Practical conclusions

Without a doubt, I couldn’t have completed this work so swiftly on my own. While GPT had its limitations in certain aspects, its capabilities in others, such as developing opportunity statements from a single keyword, were truly impressive. The final report doesn’t delve as deeply as our typical work at Oblo, but it serves its purpose in providing a rapid overview of the situation.

The primary benefit of using AI, I believe, is its role in simulating a discussion. This simulated dialogue offers valuable input, helping to sustain momentum in the thought process and prevent cognitive blocks. The quality of this interaction can be likened to working with an intern new to this type of task — they might struggle with independently creating user profiles or distinguishing deep insights from generic ones, but they can be productive given clear guidance.

Another significant advantage is the AI’s ability to process and query large volumes of text (though it has to be improved a lot technically). It can answer specific questions about the entire body of research, a task that would otherwise require manual review of all notes.

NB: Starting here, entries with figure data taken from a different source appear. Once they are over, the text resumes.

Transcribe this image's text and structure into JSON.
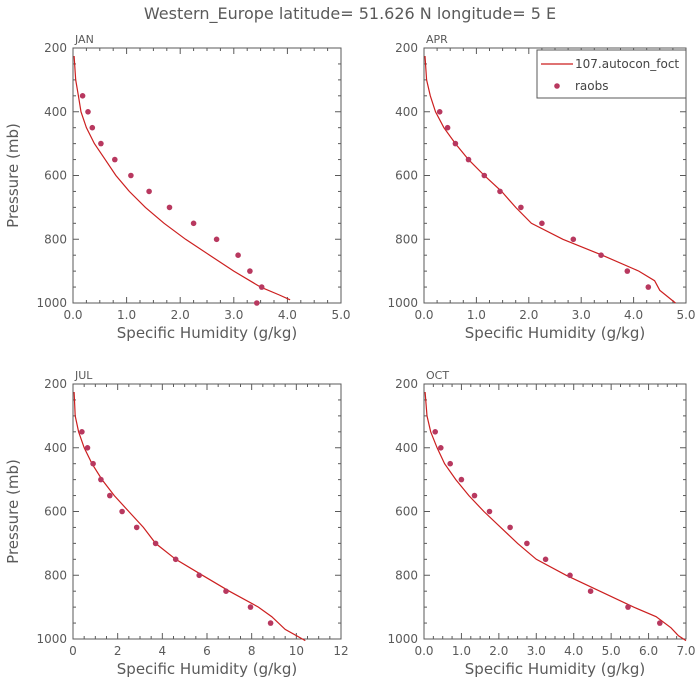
{
  "title": "Western_Europe  latitude= 51.626 N longitude= 5 E",
  "colors": {
    "model": "#cc1f1f",
    "obs": "#b8385f",
    "axis": "#5a5a5a"
  },
  "legend": {
    "model_label": "107.autocon_foct",
    "obs_label": "raobs",
    "placement": "top-right"
  },
  "chart_data": [
    {
      "type": "line",
      "panel": "JAN",
      "xlabel": "Specific Humidity (g/kg)",
      "ylabel": "Pressure (mb)",
      "xlim": [
        0,
        5
      ],
      "ylim": [
        200,
        1000
      ],
      "y_inverted": true,
      "xticks": [
        0,
        1,
        2,
        3,
        4,
        5
      ],
      "xtick_labels": [
        "0.0",
        "1.0",
        "2.0",
        "3.0",
        "4.0",
        "5.0"
      ],
      "yticks": [
        200,
        400,
        600,
        800,
        1000
      ],
      "series": [
        {
          "name": "107.autocon_foct",
          "kind": "line",
          "x": [
            0.02,
            0.05,
            0.1,
            0.15,
            0.25,
            0.4,
            0.6,
            0.8,
            1.05,
            1.35,
            1.7,
            2.1,
            2.55,
            3.0,
            3.5,
            3.85,
            4.05
          ],
          "y": [
            225,
            300,
            350,
            400,
            450,
            500,
            550,
            600,
            650,
            700,
            750,
            800,
            850,
            900,
            950,
            975,
            990
          ]
        },
        {
          "name": "raobs",
          "kind": "scatter",
          "x": [
            0.18,
            0.28,
            0.36,
            0.52,
            0.78,
            1.08,
            1.42,
            1.8,
            2.25,
            2.68,
            3.08,
            3.3,
            3.52,
            3.43
          ],
          "y": [
            350,
            400,
            450,
            500,
            550,
            600,
            650,
            700,
            750,
            800,
            850,
            900,
            950,
            1000
          ]
        }
      ]
    },
    {
      "type": "line",
      "panel": "APR",
      "xlabel": "Specific Humidity (g/kg)",
      "ylabel": "",
      "xlim": [
        0,
        5
      ],
      "ylim": [
        200,
        1000
      ],
      "y_inverted": true,
      "xticks": [
        0,
        1,
        2,
        3,
        4,
        5
      ],
      "xtick_labels": [
        "0.0",
        "1.0",
        "2.0",
        "3.0",
        "4.0",
        "5.0"
      ],
      "yticks": [
        200,
        400,
        600,
        800,
        1000
      ],
      "series": [
        {
          "name": "107.autocon_foct",
          "kind": "line",
          "x": [
            0.02,
            0.05,
            0.12,
            0.22,
            0.38,
            0.6,
            0.85,
            1.15,
            1.48,
            1.75,
            2.05,
            2.65,
            3.4,
            4.1,
            4.4,
            4.5,
            4.8
          ],
          "y": [
            225,
            300,
            350,
            400,
            450,
            500,
            550,
            600,
            650,
            700,
            750,
            800,
            850,
            900,
            930,
            960,
            1000
          ]
        },
        {
          "name": "raobs",
          "kind": "scatter",
          "x": [
            0.3,
            0.45,
            0.6,
            0.85,
            1.15,
            1.45,
            1.85,
            2.25,
            2.85,
            3.38,
            3.88,
            4.28
          ],
          "y": [
            400,
            450,
            500,
            550,
            600,
            650,
            700,
            750,
            800,
            850,
            900,
            950
          ]
        }
      ]
    },
    {
      "type": "line",
      "panel": "JUL",
      "xlabel": "Specific Humidity (g/kg)",
      "ylabel": "Pressure (mb)",
      "xlim": [
        0,
        12
      ],
      "ylim": [
        200,
        1000
      ],
      "y_inverted": true,
      "xticks": [
        0,
        2,
        4,
        6,
        8,
        10,
        12
      ],
      "xtick_labels": [
        "0",
        "2",
        "4",
        "6",
        "8",
        "10",
        "12"
      ],
      "yticks": [
        200,
        400,
        600,
        800,
        1000
      ],
      "series": [
        {
          "name": "107.autocon_foct",
          "kind": "line",
          "x": [
            0.05,
            0.1,
            0.25,
            0.5,
            0.85,
            1.3,
            1.85,
            2.5,
            3.15,
            3.7,
            4.6,
            5.8,
            7.0,
            8.3,
            8.9,
            9.5,
            10.4
          ],
          "y": [
            225,
            300,
            350,
            400,
            450,
            500,
            550,
            600,
            650,
            700,
            750,
            800,
            850,
            900,
            930,
            970,
            1005
          ]
        },
        {
          "name": "raobs",
          "kind": "scatter",
          "x": [
            0.4,
            0.65,
            0.9,
            1.25,
            1.65,
            2.2,
            2.85,
            3.7,
            4.6,
            5.65,
            6.85,
            7.95,
            8.85
          ],
          "y": [
            350,
            400,
            450,
            500,
            550,
            600,
            650,
            700,
            750,
            800,
            850,
            900,
            950
          ]
        }
      ]
    },
    {
      "type": "line",
      "panel": "OCT",
      "xlabel": "Specific Humidity (g/kg)",
      "ylabel": "",
      "xlim": [
        0,
        7
      ],
      "ylim": [
        200,
        1000
      ],
      "y_inverted": true,
      "xticks": [
        0,
        1,
        2,
        3,
        4,
        5,
        6,
        7
      ],
      "xtick_labels": [
        "0.0",
        "1.0",
        "2.0",
        "3.0",
        "4.0",
        "5.0",
        "6.0",
        "7.0"
      ],
      "yticks": [
        200,
        400,
        600,
        800,
        1000
      ],
      "series": [
        {
          "name": "107.autocon_foct",
          "kind": "line",
          "x": [
            0.03,
            0.08,
            0.18,
            0.35,
            0.55,
            0.85,
            1.2,
            1.6,
            2.05,
            2.5,
            3.0,
            3.8,
            4.7,
            5.6,
            6.2,
            6.6,
            6.8,
            7.0
          ],
          "y": [
            225,
            300,
            350,
            400,
            450,
            500,
            550,
            600,
            650,
            700,
            750,
            800,
            850,
            900,
            930,
            965,
            990,
            1005
          ]
        },
        {
          "name": "raobs",
          "kind": "scatter",
          "x": [
            0.3,
            0.45,
            0.7,
            1.0,
            1.35,
            1.75,
            2.3,
            2.75,
            3.25,
            3.9,
            4.45,
            5.45,
            6.3
          ],
          "y": [
            350,
            400,
            450,
            500,
            550,
            600,
            650,
            700,
            750,
            800,
            850,
            900,
            950
          ]
        }
      ]
    }
  ]
}
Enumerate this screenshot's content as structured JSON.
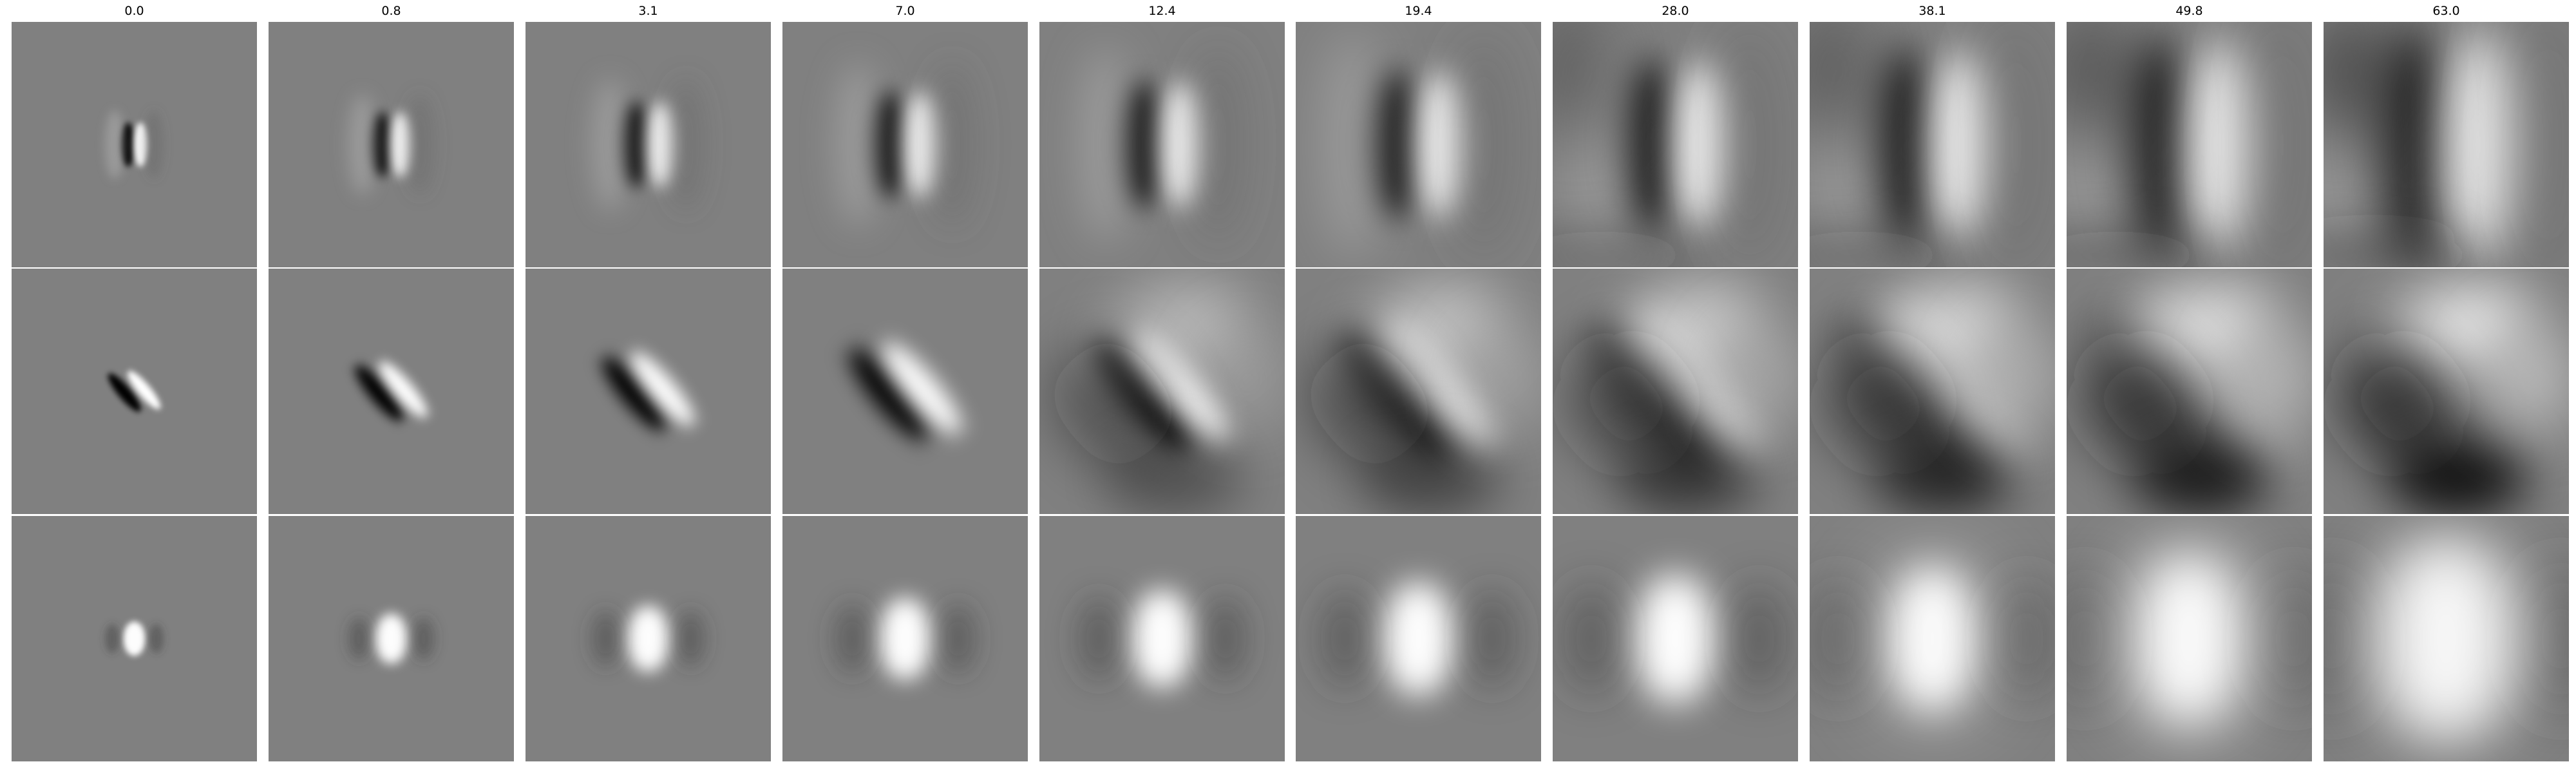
{
  "figure": {
    "column_titles": [
      "0.0",
      "0.8",
      "3.1",
      "7.0",
      "12.4",
      "19.4",
      "28.0",
      "38.1",
      "49.8",
      "63.0"
    ],
    "rows": [
      {
        "pattern": "vertical-edge",
        "values": [
          0.0,
          0.8,
          3.1,
          7.0,
          12.4,
          19.4,
          28.0,
          38.1,
          49.8,
          63.0
        ]
      },
      {
        "pattern": "diagonal-edge",
        "values": [
          0.0,
          0.8,
          3.1,
          7.0,
          12.4,
          19.4,
          28.0,
          38.1,
          49.8,
          63.0
        ]
      },
      {
        "pattern": "center-blob",
        "values": [
          0.0,
          0.8,
          3.1,
          7.0,
          12.4,
          19.4,
          28.0,
          38.1,
          49.8,
          63.0
        ]
      }
    ],
    "colors": {
      "background": "#ffffff",
      "neutral_gray": "#808080",
      "dark": "#000000",
      "light": "#ffffff"
    }
  }
}
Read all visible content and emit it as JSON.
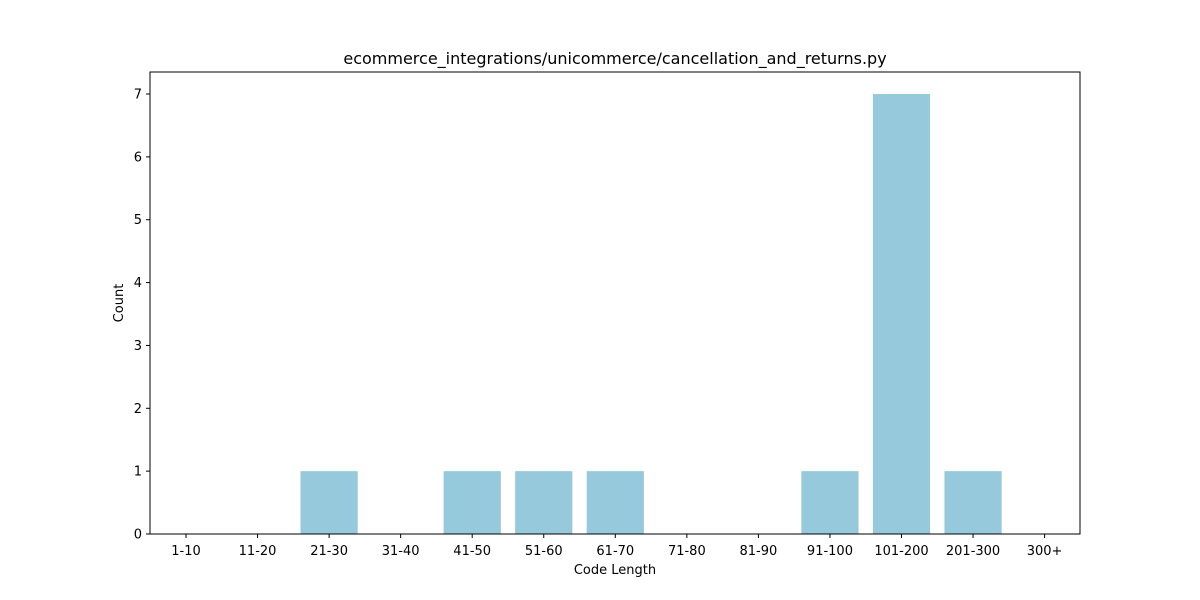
{
  "chart_data": {
    "type": "bar",
    "title": "ecommerce_integrations/unicommerce/cancellation_and_returns.py",
    "xlabel": "Code Length",
    "ylabel": "Count",
    "categories": [
      "1-10",
      "11-20",
      "21-30",
      "31-40",
      "41-50",
      "51-60",
      "61-70",
      "71-80",
      "81-90",
      "91-100",
      "101-200",
      "201-300",
      "300+"
    ],
    "values": [
      0,
      0,
      1,
      0,
      1,
      1,
      1,
      0,
      0,
      1,
      7,
      1,
      0
    ],
    "ylim": [
      0,
      7.35
    ],
    "yticks": [
      "0",
      "1",
      "2",
      "3",
      "4",
      "5",
      "6",
      "7"
    ],
    "bar_color": "#96c9dc",
    "grid": false,
    "legend": "none"
  }
}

However, I would caution against leaving less experienced people to work solely with AI. I believe that I could manage it well due to years of experience and strong critical thinking as well as particular experience in the context of human and technology interaction which was the topic of research. This background enabled me to discern what was relevant and what was not. For those with less experience, there’s a risk they might rely too heavily on initial AI-generated results without engaging in further critical thinking or exploration.

Philosophical conclusion

A word of caution: don’t attempt to replicate this experience at home. Conducting back-to-back interviews with only 15-minute breaks is taxing on the mind, even with AI assistance. This raises a significant point for consideration. When I recently was at SDGC in Berlin there was one particular slide from IBM, among multiple talks about AI, which made me very worried:

It highlighted a concerning prospect: speeding up of all the activities along the typical design process, which makes me really worried about the state of human mind and wellbeing in those conditions once they become a standard across the sector and normalize expectations for accelerated speed of delivery for clients.

And I’m really afraid of the world in which we will think that once we got AI we can avoid having 2 people dedicated to the research (and I think that not even AGI would help here as it won’t have human experience ever). Of course for some level of broad exploratory work it could be an option, but it won’t provide the depth of human dialog and synthesis.

As the saying goes, nine pregnant people can’t deliver a baby in one month, and we need to discern where AI can reasonably accelerate processes and where we just need all the human time to think and process to get to the depth of the insights.